Updated: Nov 28, 2022


Cooke v Beach Station Caravans Ltd


England & Wales

Chancery Division

5 July 1974


The Respondent Company was the operator of a caravan park at a seaside resort.


The Respondent hires caravans on the site to its customers, and also provides sites for the parking of caravans owned by tourists.


The site facilities are available on daily or weekly terms and also for longer periods.


In order to attract customers, it provided flush lavatories, showers, water, shops, laundries, children's playground, amusement hall, licensed bars, and heated swimming and paddling pools.

The two pools were constructed to a detailed specification commissioned by the Company.


They were excavated, concreted and lined with a material called marblite, and they stood in a substantial area paved with slabs 2 ft. square.


They had an estimated life of 25 to 30 years.

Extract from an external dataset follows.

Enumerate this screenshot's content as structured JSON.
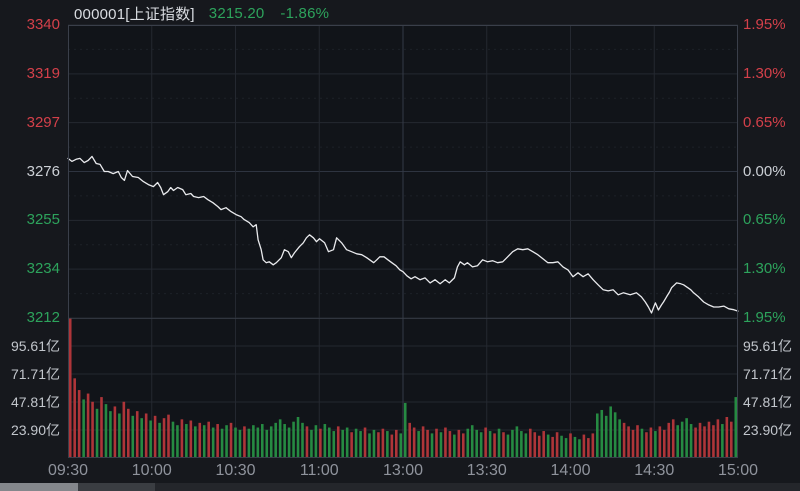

On grounds of amenity and public health, they were provided with an elaborate system for filtering, chlorinating and heating the water.

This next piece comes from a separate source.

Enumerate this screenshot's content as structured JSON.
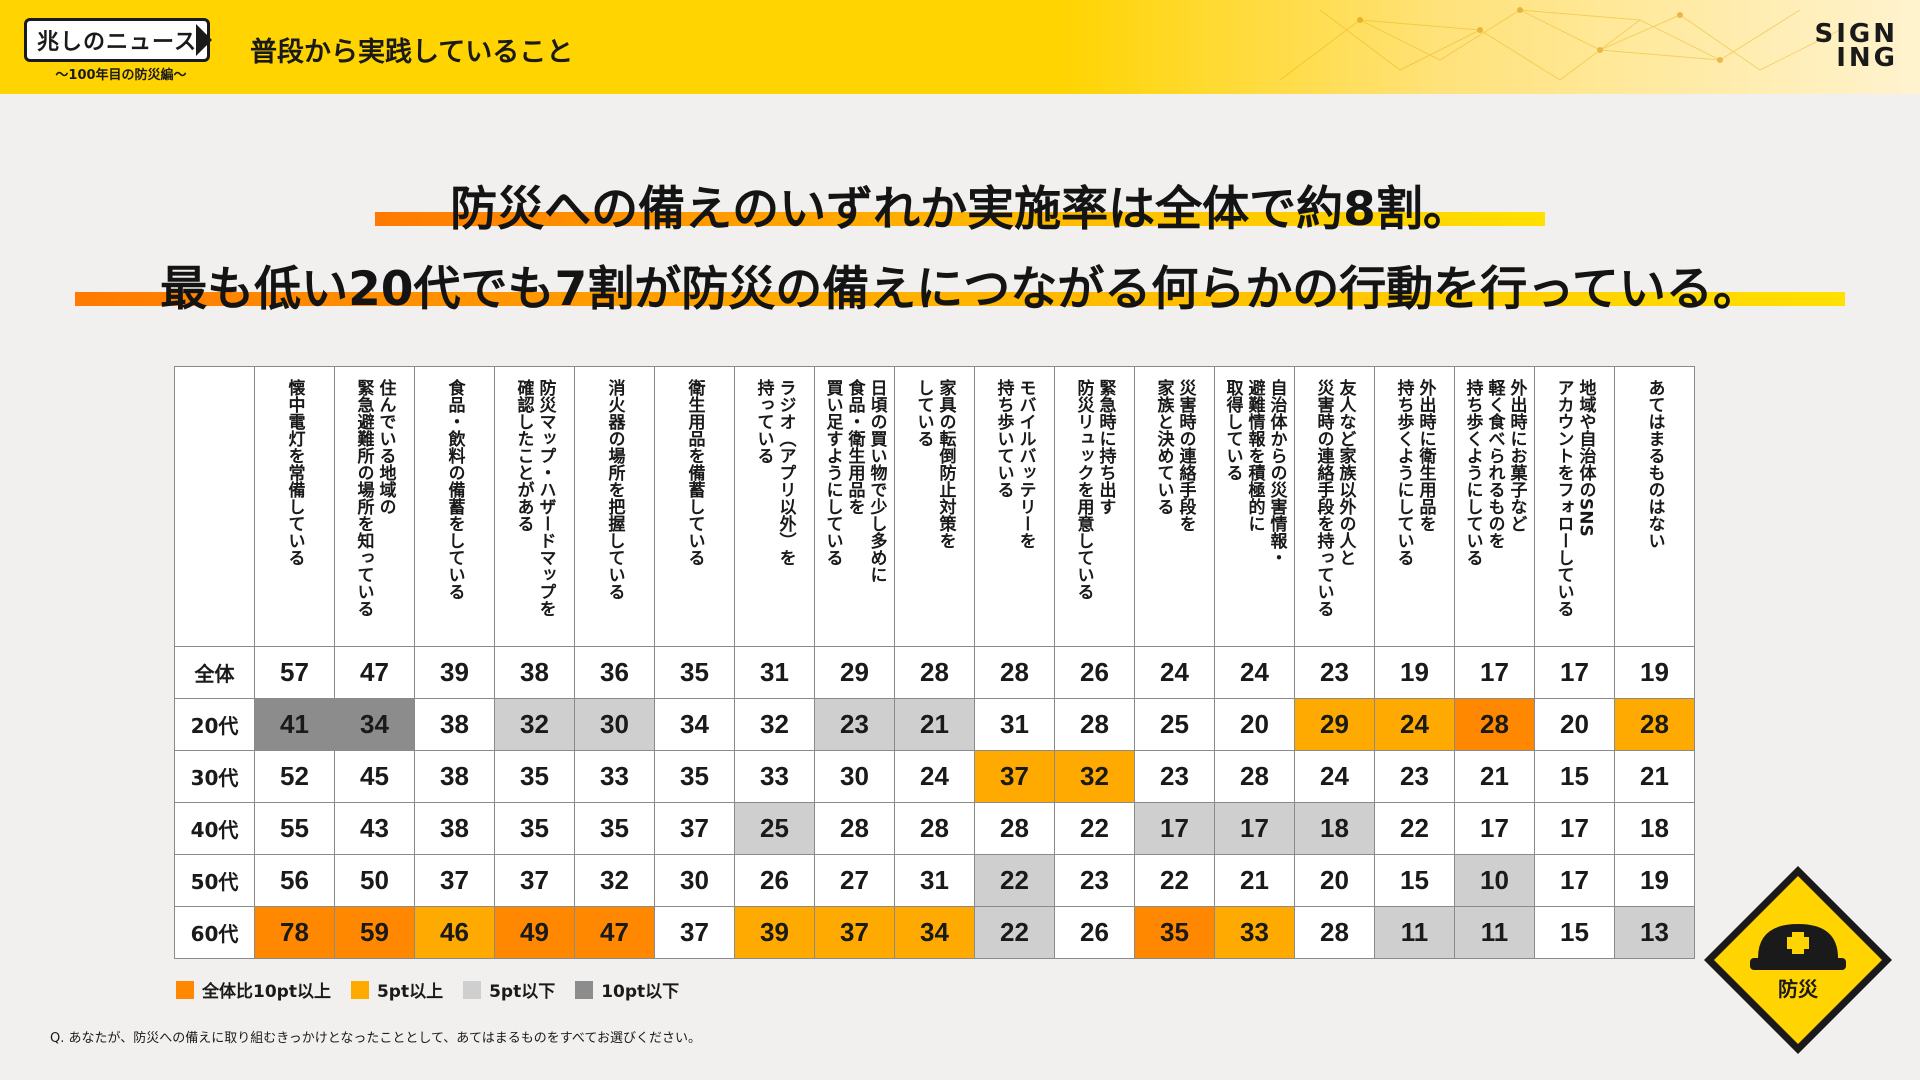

The Company claimed that the whole of the expenditure on the construction of the pools (£7,145) qualified for capital allowances as expenditure on the provision of plant for the purposes of its trade.


The Inspector of Taxes agreed that items attributable to filtration, heating and recirculation, plumbing, fittings (steps, diving boards, etc.) and electrical installations were expenditure on the provision of plant, but disallowed the costs of terracing, construction of the pools and excavation (aggregating £3,353).


On appeal, the Company, in reliance on Commissioners of Inland Revenue v. Barclay, Curle & Co. Ltd, contended that it was unrealistic to sever the various items and that the pools as a whole constituted plant.


For the Crown it was contended that the pools were not plant but part of the setting in which the Company carried on its business, whereas the water treatment plant was not an integral part of a single entity and should be regarded separately for the purposes of capital allowances.

The Special Commissioners accepted the Company's contention and allowed the appeal.


Megarry J held that the pool was not merely passive but was part of the apparatus used for carrying on the trade of operating a caravan park.


The pool formed an entity with its attendant apparatus for purifying and heating the water.


The pool was apparatus used in carrying on the trade of operating the caravan park. It performed the function of providing pleasurable and safe buoyancy for the swimmer.


And accordingly the Commissioners' decision was correct.

In other circumstances a swimming pool might be part of the premises or setting and not ‘plant’ in common law. It is necessary to come to a judgement on the facts of the case.